Um tanto boêmio quando jovem, alto, magro e nervoso, julgou
haver contraído a tuberculose, então uma doença quase sempre fatal. Uma pessoa
minha amiga, de alta respeitabilidade, me informou que uma neta dele lhe fizera
a revelação de que essa tísica foi apenas uma doença imaginária do poeta, que
na realidade nunca fora inoculado por bacilos de Koch. A mesma fonte me revelou
que ele chamava a sua suposta tuberculose de Dindinha, que era o nome da velha babá
de sua infância. E também, carinhosamente, apelidava a morte de Dona Branca.
O milionário do verso cometeu inúmeros poemas, entre os quais
mais de quatro mil sonetos, forma fixa de sua predileção, que ficaram dispersos
em jornais e revistas. Alguns foram reunidos no livro Poesias, cuja publicação
foi feita em 1939, sob a chancela da APL. Recentemente, através da Coleção
Centenário, publicada por ocasião das festividades alusivas ao centenário da Academia
Piauiense de Letras, foi dada à estampa a segunda edição desse seu livro.

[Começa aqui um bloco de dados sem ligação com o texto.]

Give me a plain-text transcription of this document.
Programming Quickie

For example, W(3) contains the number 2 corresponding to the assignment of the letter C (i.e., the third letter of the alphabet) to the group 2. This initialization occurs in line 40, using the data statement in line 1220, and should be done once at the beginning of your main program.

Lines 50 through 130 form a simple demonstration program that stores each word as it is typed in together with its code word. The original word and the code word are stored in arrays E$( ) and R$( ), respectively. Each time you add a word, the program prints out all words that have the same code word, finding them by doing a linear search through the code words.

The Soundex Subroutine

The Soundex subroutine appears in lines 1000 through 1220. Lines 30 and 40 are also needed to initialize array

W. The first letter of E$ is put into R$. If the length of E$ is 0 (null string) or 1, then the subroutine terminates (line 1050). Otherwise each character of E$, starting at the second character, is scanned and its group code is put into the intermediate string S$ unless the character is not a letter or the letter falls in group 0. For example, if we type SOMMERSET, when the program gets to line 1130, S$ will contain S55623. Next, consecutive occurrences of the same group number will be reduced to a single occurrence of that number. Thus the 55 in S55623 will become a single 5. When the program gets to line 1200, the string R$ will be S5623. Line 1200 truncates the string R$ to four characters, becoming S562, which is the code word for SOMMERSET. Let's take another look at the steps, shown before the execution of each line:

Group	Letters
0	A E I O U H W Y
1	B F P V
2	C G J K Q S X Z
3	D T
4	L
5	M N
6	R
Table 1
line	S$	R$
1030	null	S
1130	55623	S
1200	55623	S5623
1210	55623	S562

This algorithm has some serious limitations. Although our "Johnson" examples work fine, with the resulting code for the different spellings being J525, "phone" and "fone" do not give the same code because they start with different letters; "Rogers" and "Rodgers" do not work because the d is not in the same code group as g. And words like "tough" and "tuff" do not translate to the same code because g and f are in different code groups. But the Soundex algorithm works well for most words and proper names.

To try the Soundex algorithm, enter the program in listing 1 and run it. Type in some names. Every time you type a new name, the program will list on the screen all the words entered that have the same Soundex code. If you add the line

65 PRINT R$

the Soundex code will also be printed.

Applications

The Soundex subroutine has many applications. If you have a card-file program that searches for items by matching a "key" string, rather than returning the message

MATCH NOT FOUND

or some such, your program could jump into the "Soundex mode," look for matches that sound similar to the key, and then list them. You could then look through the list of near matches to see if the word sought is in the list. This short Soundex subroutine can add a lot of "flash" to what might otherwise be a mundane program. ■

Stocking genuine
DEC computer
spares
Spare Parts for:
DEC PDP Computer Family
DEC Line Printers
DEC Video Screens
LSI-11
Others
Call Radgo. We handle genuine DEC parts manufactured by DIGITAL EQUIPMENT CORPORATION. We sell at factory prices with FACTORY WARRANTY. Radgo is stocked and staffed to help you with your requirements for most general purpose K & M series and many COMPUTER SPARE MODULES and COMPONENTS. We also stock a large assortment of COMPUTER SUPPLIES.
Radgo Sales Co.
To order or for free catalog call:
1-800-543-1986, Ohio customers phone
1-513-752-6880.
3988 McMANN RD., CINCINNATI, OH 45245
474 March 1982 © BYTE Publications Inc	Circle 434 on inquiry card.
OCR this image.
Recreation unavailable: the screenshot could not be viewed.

Casou-se com Liduína Mendes Frazão em 1914, que veio a
falecer em 1932. Portanto, o poeta foi casado durante 18 anos e permaneceu em
viuvez durante outros 18 anos.
Outro fato que muito magoou o poeta foi a prisão de Celso
Pinheiro Filho, aos 24 anos de idade, quando era 3° sargento do Exército, pelo
Tribunal de Segurança Nacional, sob a acusação de ser comunista, em virtude de
haver tomado parte do levante da Praia Vermelha (3° R. I.), em novembro de
1935. Em 1946 Celso Filho foi nomeado prefeito de Teresina pelo interventor
federal Vitorino Correia. Segundo Herculano Moraes esse filho primogênito do
poeta sofreu “uma das mais acirradas campanhas de difamação da época”, o que
teria levado Celso Pinheiro, em defesa do filho, “a publicar versos ofensivos e
insultuosos contra Eurípides Clementino de Aguiar, que liderava os opositores
ao filho do poeta”.
Além de Celso Filho o poeta teve as seguintes filhas: Edméa,
Maria, Wanda e Diva.
III Comentário
crítico
Como epígrafe do excelente livro Os Literatos e a República:
Clodoaldo Freitas, Higino Cunha e as Tiranias do Tempo, de Teresinha Queiroz,
encontramos um lapidar e paradigmático trecho de um poema incluído na parte do
livro Poesias titulada Poema das Noites, de cuja epígrafe transcreverei apenas
os quatorze versos iniciais:
Na idade,
Em que se é todo um hino à Mocidade
E a vida sabe a trínulo perfeito
Contraí dentre todas as doenças,
Aquela cujas chagas são imensas...
Ai, doença das Letras no meu peito!...
Eram febres de luz de muitos graus,
Entrecortadas de lampejos maus...
Às vezes, nos ásperos reveses da Febre,
Do Martírio, Satanás dirigia o meu delírio:
E eu morto, de pés juntos,
Escutava risadas de Voltaire
E via,
Assomos de magia!
Lendo-se o poema acima referido na íntegra, pode-se constatar
que nele estão todos os principais ingredientes e condimentos da poética
simbolista. Nele se nota certa vagueza, feita mais de sugestões, que de afirmações
peremptórias; certo clima de nívea frialdade, de penumbra nevoenta, de brancura
lirial; uma métrica, que lhe dá musicalidade e certa variação rítmica; uma
quase profissão de fé, quando ele cita suas admirações literárias; e uma
espécie de devoção ao sofrimento e à morte.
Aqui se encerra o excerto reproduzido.